I’ve realized for some time now that I have 2 parallel careers, I am primarily an instructor in New Jersey and an artist in NYC. It’s about time those 2 paths crossed and it’s about to happen with my upcoming “Expressive Drawing” intensive in NYC which kicks off the Salmagundi Club’s new workshop series this August. (For more information on the workshop, visit the Workshops & Classes page.)
As a result, I’ve decided it would be a good idea for me to get my name out there beyond Manhattan, so I’m starting my venture into the 5 boroughs with Brooklyn. Why Brooklyn? Well, for starters it’s prime territory for some cutting edge arts programs: there is the Brooklyn Museum, Pratt Institute and the Brooklyn Art Project.
No matter where you live, you can join Brooklyn Art Project (BAP) as an artist or art enthusiast and connect with a growing collective of 3000+ inspired minds from around the world. Membership is free and includes unlimited online gallery space, personal blogs, widgets to share and promote your work, forums, groups, and exclusive member only competitions and international shows.
I thought BAP would be a good place to start getting exposure for both my work and classes that I’m beginning to offer in NYC. Although I have gallery representation in NYC and exhibit regularly as a member of the Salmagundi Club, it would probably be a good idea for me to venture outside the “box” I’ve historically show my work in–the eastside from SoHo up to Gramercy Park, between 5th Avenue and Broadway. BAP has regularly monthly get togethers and exhibits featuring the work of its members. It’s a great way to meet other artists and curators who may be interested in either taking my workshops or exhibiting my paintings.
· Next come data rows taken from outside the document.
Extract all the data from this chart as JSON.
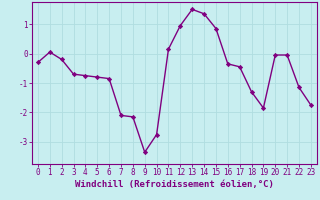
{
  "x": [
    0,
    1,
    2,
    3,
    4,
    5,
    6,
    7,
    8,
    9,
    10,
    11,
    12,
    13,
    14,
    15,
    16,
    17,
    18,
    19,
    20,
    21,
    22,
    23
  ],
  "y": [
    -0.3,
    0.05,
    -0.2,
    -0.7,
    -0.75,
    -0.8,
    -0.85,
    -2.1,
    -2.15,
    -3.35,
    -2.75,
    0.15,
    0.95,
    1.5,
    1.35,
    0.85,
    -0.35,
    -0.45,
    -1.3,
    -1.85,
    -0.05,
    -0.05,
    -1.15,
    -1.75
  ],
  "line_color": "#800080",
  "marker": "D",
  "marker_size": 2.2,
  "bg_color": "#c8eef0",
  "grid_color": "#b0dde0",
  "spine_color": "#800080",
  "xlabel": "Windchill (Refroidissement éolien,°C)",
  "xlim": [
    -0.5,
    23.5
  ],
  "ylim": [
    -3.75,
    1.75
  ],
  "yticks": [
    -3,
    -2,
    -1,
    0,
    1
  ],
  "xticks": [
    0,
    1,
    2,
    3,
    4,
    5,
    6,
    7,
    8,
    9,
    10,
    11,
    12,
    13,
    14,
    15,
    16,
    17,
    18,
    19,
    20,
    21,
    22,
    23
  ],
  "tick_fontsize": 5.5,
  "xlabel_fontsize": 6.5,
  "line_width": 1.0
}
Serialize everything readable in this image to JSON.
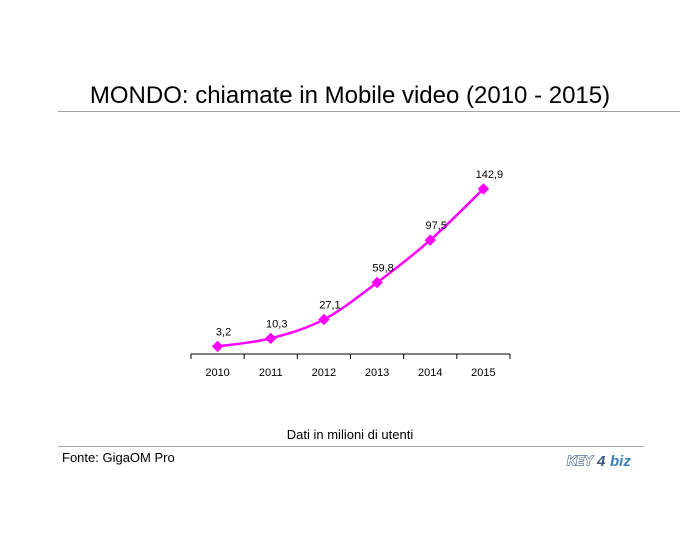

Why not just exhibit in New Jersey?
A lot of people ask me why I don’t exhibit in New Jersey since I live there. The simple truth is, I cannot find a suitable venue for my work. Since I paint so many urban landscapes of NYC, the city was just a natural fit. Also, there are not very many venues available to artists who don’t paint highly traditional subjects here in the Garden State. So, as I mentioned earlier, I’ve become an instructor in NJ and an artist in NY. It doesn’t really bother me, although the commute is not something I want to do on a daily or even weekly basis, going in for exhibits I am in or to do workshops is great. So I plan to be spending more time there in the future, look for more classes and workshops and hopefully additional exhibits beyond my usual boundaries.